Die Sicherheitszone und die Luftangriffe seien aber "bilaterale Angelegenheiten" der USA und der Türkei betonte NATO-Generalsekretär Jens Stoltenberg. "Die Türkei hat nicht nach mehr militärischer Präsenz der NATO in der Türkei gefragt. Wir wissen alle, dass die Türkei ein starker Allierter mit einer sehr schlagkräftigen Armee ist. Die Türkei verfügt über die zweitgrößten Streitkräfte in der NATO.

Die Allianz als Institiution habe mit der internationalen Koalition gegen den "Islamischen Staat" nichts zu tun", so der Generalsekretär der Allianz. Allerdings beteiligen sich zahlreiche NATO-Mitgliedsstaaten mit Luftangriffen, Ausbildungseinsätzen oder Waffenlieferungen an kurdische Peschmerga oder gemäßigte syrische Rebellen an der Koalition. Die NATO plant keine eigenen Militäraktionen in der Region. Das hatten die NATO-Außenminister erst bei ihrem letzten Treffen im Mai im türkischen Badeort Belek bekräftigt.

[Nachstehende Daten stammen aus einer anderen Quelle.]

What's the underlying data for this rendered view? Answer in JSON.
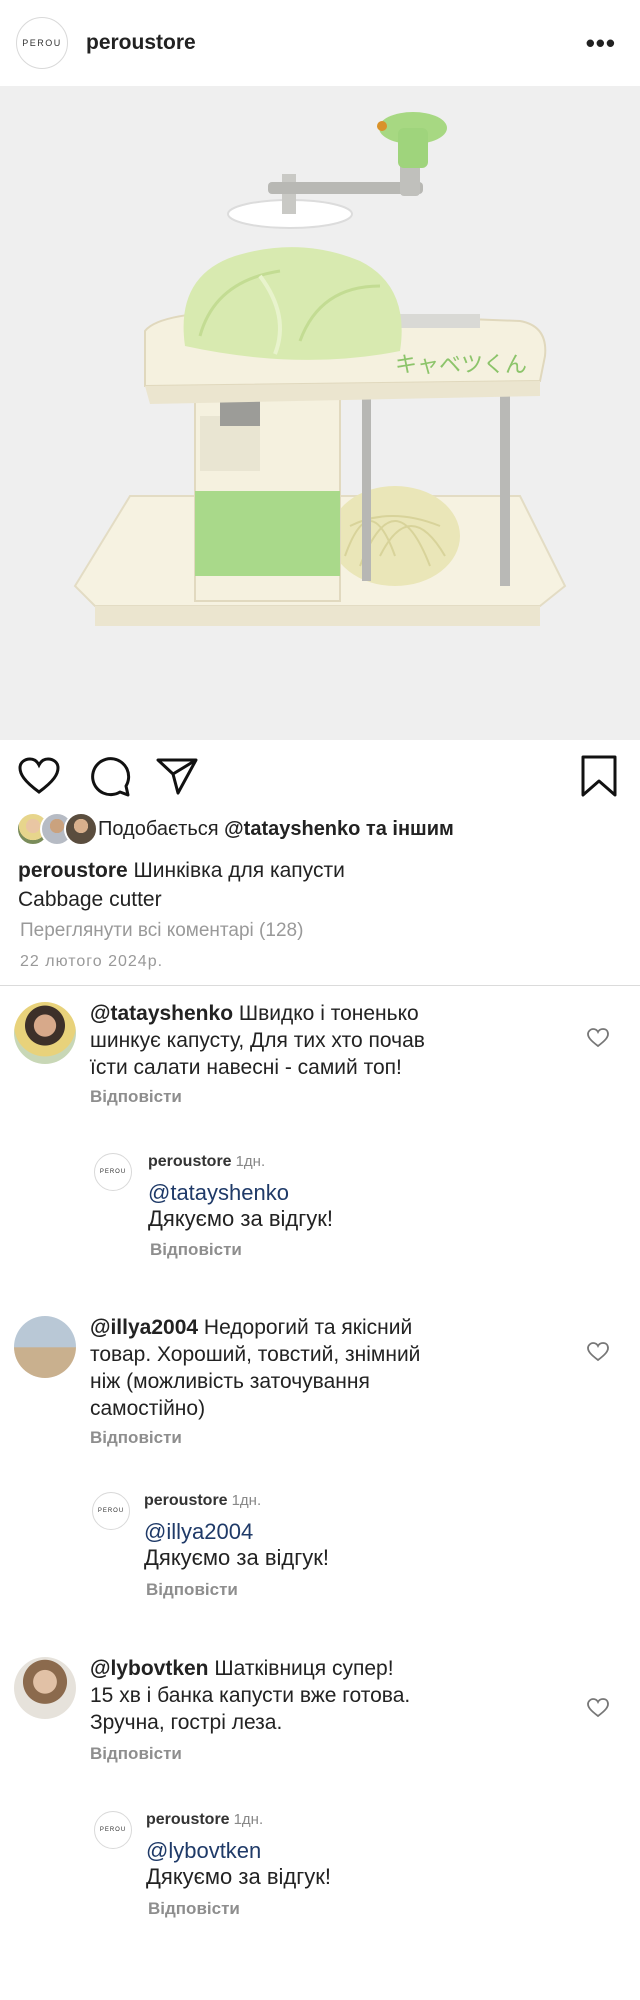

Wer unterstützt wen im Kampf gegen wen?

Der türkische Staatspräsident Recep Tayyip Erdogan sagte in Ankara parallel zum Treffen der NATO in Brüssel, die Allianz müsse sich darauf vorbereiten, seinem Land im Kampf gegen den Terror beizustehen. NATO-Diplomaten in Brüssel kritisierten, dass die Türkei den Kampf gegen den islamistischen "IS" und die kurdische PKK vermische. Das sei schwer verständlich, da sich beide Gruppen ja auch gegenseitig bekämpften. Im Norden Syriens etwa kämpften kurdische Milizen, die mit der PKK verbunden seien, gegen den "Islamischen Staat". Die US-Streitkräfte wollen künftig stärker mit den kurdischen Gruppen in Syrien zusammenarbeiten, um den "IS" zu schwächen, heißt es von NATO-Diplomaten.

Der türkische Präsident Tayyip Erdogan (Foto: AFP/GettyImage)
Präsident Erdogan: Kein Schritt zurück im Kampf gegen TerrorBild: Getty Images/A. Altan

Bislang hatte die Türkei immer die Absetzung des syrischen Regimes von Machthaber Baschar al-Assad als oberstes Ziel angesehen. Gegen al-Assad kämpft ja auch der "Islamische Staat". Einige NATO-Verbündete hatten der Türkei sogar vorgeworfen, sie habe den "IS" in Syrien zu lange gewähren lassen und ihn zumindest passiv unterstützt, was die türkische Regierung stets bestritten hatte. Jetzt scheint der türkische Präsident Erdogan den Kurs zu wechseln. Er will massiv gegen den "IS" vorgehen, aber gleichzeitig auch die PKK wieder bekämpfen.

Wende in der Kurden-Politik

Den bislang geltenden Versuch, sich mit der PKK, die in Europa als Terrororganisation gilt, friedlich zu einigen, bricht die türkische Führung nun offenbar ab. Der seit drei Jahren andauernde Friedensprozess mit den Kurden könne nicht fortgesetzt werden, sagte Präsident Erdogan in Ankara.

NATO-Generalsekretär Jens Stoltenberg ging auf diese Ankündigung aus Ankara in seiner kurzen Erklärung nach der Sitzung des NATO-Rates in Brüssel nicht ein. Stoltenberg hatte allerdings am Montag in einem Interview gesagt, die Türkei habe zwar das Recht auf Selbstverteidigung, müsse aber die Verhältnismäßigkeit bei der Antwort auf kurdische Terroranschläge wahren. Ähnlich hatte sich auch Bundeskanzlerin Angela Merkel geäußert.

Die Erklärung der NATO, die nach dem Treffen der Botschafter in Brüssel veröffentlicht wurde, ist vage formuliert. Sie enthält keine Zusagen an die Türkei und die NATO macht, was sie in diesen Fällen gerne macht: Sie beobachtet. "Wir werden die Entwicklung an der südöstlichen Grenze sehr genau verfolgen", sagte NATO-Generalsekretär Stoltenberg dazu lediglich.